Les dispositions pertinentes :
[19]
La Charte canadienne des droits et libertés4 édicte :
L’article 2b) :
2. Chacun a les libertés fondamentales suivantes :
b) liberté de pensée, de croyance, d'opinion et d'expression, y compris la
liberté de la presse et des autres moyens de communication;
L’article 11d):
11. Tout inculpé a le droit:
d) d'être présumé innocent tant qu'il n'est pas déclaré coupable,
conformément à la loi, par un tribunal indépendant et impartial à l'issue d'un
procès public et équitable;
Égalité de considération à ces deux droits et nécessité de les
concilier :
[20]
D’abord, il est nécessaire de se rappeler que ces deux droits ne sont pas toujours
en confrontation.
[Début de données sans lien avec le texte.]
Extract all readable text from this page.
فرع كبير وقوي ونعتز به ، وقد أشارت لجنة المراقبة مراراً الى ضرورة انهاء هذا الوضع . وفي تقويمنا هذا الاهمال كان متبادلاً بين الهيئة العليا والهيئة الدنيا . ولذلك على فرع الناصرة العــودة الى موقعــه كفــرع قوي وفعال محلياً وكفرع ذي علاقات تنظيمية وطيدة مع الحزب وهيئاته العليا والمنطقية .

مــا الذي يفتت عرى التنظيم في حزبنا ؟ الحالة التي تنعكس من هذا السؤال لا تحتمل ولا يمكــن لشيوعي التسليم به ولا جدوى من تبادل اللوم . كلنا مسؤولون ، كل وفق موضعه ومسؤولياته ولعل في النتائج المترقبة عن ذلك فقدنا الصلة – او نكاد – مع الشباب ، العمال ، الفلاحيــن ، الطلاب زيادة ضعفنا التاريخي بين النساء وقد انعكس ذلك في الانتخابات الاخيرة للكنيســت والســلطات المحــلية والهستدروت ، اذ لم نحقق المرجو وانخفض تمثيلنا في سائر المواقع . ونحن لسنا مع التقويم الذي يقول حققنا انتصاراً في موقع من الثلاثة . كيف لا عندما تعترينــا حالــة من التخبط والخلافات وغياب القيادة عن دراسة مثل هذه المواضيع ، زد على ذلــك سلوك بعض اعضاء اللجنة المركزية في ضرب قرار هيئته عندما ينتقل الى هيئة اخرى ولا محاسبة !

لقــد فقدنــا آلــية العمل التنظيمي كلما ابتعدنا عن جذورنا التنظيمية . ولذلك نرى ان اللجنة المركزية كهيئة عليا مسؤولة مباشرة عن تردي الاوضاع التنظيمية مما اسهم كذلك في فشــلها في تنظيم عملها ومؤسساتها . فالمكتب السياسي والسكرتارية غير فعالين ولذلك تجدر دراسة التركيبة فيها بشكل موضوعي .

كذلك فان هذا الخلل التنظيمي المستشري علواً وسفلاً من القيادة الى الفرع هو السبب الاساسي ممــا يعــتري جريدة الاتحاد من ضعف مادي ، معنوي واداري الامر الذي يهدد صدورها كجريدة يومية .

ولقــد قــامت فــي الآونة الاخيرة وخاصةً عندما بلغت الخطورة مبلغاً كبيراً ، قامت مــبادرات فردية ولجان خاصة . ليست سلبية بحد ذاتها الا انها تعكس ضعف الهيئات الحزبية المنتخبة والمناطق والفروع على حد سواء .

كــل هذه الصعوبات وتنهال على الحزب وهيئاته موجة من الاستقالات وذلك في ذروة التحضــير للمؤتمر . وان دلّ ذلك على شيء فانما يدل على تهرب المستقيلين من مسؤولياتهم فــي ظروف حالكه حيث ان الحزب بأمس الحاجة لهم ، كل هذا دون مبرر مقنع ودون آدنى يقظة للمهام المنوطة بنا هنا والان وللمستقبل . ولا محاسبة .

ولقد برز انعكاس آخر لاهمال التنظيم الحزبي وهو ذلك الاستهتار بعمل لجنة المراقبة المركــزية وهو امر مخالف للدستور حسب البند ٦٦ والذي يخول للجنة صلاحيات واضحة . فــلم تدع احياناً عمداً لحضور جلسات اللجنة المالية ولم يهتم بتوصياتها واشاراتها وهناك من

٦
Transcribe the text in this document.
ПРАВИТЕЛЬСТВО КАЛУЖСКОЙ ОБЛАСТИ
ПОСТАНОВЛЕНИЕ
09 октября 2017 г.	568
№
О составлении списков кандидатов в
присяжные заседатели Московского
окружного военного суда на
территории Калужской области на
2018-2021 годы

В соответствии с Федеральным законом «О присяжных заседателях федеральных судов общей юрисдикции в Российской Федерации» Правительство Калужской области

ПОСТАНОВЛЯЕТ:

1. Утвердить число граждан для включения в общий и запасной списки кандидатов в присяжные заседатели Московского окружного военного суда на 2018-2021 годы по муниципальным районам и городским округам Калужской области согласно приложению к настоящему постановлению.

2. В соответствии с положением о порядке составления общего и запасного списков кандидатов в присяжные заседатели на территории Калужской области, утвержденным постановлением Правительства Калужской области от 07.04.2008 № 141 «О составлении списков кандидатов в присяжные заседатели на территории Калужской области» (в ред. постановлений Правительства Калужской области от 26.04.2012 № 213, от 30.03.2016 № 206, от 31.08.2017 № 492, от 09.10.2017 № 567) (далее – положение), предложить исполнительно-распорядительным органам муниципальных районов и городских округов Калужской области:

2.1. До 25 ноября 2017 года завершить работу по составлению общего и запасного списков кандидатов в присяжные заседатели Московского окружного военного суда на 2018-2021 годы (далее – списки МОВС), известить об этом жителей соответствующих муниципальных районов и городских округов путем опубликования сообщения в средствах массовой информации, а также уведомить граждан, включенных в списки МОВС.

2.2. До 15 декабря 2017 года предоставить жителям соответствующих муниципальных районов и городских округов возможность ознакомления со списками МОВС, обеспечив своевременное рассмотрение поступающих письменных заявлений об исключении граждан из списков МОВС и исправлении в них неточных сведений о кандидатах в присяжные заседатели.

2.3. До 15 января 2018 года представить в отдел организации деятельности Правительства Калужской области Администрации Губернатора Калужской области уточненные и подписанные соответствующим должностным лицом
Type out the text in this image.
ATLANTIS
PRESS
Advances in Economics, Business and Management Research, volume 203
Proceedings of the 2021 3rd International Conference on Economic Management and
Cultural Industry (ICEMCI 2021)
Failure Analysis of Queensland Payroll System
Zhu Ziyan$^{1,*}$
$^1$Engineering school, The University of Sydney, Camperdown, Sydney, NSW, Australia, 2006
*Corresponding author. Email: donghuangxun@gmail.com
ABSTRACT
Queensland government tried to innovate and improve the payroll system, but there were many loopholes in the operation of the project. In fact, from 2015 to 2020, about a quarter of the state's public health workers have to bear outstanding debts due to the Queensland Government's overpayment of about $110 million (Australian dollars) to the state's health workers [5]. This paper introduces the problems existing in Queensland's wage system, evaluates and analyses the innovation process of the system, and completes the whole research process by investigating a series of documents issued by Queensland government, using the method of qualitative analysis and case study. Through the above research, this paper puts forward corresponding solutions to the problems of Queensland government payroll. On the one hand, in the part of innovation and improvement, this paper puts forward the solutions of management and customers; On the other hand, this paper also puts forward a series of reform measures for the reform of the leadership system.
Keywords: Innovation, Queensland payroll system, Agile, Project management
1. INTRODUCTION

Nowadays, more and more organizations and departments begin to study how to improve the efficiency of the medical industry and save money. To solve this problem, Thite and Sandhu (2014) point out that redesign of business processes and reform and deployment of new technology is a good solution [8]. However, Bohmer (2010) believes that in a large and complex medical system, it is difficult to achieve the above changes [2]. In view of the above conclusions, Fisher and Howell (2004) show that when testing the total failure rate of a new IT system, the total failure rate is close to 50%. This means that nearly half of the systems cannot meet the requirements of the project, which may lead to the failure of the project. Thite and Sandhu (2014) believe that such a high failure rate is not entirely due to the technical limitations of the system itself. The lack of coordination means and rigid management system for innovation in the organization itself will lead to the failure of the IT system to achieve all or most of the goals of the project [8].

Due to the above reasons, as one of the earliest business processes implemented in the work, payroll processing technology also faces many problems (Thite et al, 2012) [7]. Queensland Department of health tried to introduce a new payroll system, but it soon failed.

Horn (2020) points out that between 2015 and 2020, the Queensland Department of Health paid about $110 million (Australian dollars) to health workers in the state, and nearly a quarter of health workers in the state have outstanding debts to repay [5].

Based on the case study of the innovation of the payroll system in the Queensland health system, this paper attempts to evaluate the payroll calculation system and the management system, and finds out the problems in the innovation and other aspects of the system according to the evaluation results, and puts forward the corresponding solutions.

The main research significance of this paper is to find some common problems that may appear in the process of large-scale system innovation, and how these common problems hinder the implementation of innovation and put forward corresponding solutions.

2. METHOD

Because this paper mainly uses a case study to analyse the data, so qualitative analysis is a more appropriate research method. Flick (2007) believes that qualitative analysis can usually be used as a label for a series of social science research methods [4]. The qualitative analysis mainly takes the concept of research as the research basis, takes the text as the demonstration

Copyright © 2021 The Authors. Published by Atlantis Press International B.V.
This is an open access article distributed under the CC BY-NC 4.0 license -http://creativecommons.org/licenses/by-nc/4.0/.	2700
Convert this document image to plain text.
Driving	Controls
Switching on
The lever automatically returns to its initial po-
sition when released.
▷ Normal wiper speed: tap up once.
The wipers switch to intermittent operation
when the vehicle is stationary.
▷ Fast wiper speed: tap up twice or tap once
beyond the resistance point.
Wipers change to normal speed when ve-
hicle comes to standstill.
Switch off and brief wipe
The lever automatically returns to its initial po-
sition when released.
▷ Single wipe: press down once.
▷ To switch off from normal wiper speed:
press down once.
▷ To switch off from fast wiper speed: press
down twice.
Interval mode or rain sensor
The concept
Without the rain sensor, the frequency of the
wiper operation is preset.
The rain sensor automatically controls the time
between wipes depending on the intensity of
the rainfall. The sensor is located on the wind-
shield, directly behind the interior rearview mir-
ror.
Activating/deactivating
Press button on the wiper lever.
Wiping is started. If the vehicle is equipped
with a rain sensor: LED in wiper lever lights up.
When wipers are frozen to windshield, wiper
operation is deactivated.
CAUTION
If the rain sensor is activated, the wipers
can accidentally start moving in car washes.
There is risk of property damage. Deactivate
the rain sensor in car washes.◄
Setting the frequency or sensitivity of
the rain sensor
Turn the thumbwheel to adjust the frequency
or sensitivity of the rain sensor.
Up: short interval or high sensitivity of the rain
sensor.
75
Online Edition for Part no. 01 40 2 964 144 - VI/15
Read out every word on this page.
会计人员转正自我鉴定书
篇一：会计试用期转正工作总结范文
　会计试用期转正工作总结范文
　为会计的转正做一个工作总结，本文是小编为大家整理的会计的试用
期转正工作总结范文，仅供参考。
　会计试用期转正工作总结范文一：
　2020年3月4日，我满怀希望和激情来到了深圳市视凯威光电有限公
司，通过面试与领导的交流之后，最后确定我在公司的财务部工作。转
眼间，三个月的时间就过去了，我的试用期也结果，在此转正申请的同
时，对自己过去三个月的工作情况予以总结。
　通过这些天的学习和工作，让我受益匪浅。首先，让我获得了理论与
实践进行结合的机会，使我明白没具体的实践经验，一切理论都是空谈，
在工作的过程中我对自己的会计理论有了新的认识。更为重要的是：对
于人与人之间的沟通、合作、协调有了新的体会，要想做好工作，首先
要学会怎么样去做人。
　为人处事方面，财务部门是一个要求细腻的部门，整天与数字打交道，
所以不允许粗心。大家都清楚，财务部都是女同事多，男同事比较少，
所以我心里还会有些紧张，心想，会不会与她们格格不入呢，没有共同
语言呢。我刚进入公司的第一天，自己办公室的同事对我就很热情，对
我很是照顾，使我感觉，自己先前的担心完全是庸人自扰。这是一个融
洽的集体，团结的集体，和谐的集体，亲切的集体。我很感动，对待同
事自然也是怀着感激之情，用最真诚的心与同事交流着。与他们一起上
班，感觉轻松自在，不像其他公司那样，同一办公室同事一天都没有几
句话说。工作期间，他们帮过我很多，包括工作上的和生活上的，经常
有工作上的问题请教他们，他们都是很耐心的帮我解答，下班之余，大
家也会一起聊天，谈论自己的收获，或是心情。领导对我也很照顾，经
Le procès public est une composante d’un procès équitable.5 En cas de
conflit de ces valeurs, il y a lieu de considérer qu’il s’agit de deux droits fondamentaux
dans la société et que les arguments favorables à la tenue d’un procès plus équitables
3
4
5
Voir notes 1 et 2 précitées.
Charte canadienne des droits et libertés, annexe B de la Loi de 1982 sur le Canada, 1982,
ch. 11 (R.-U.).
Dagenais c. Société radio-Canada., [1994] 3 R.C.S. 835, par. 82.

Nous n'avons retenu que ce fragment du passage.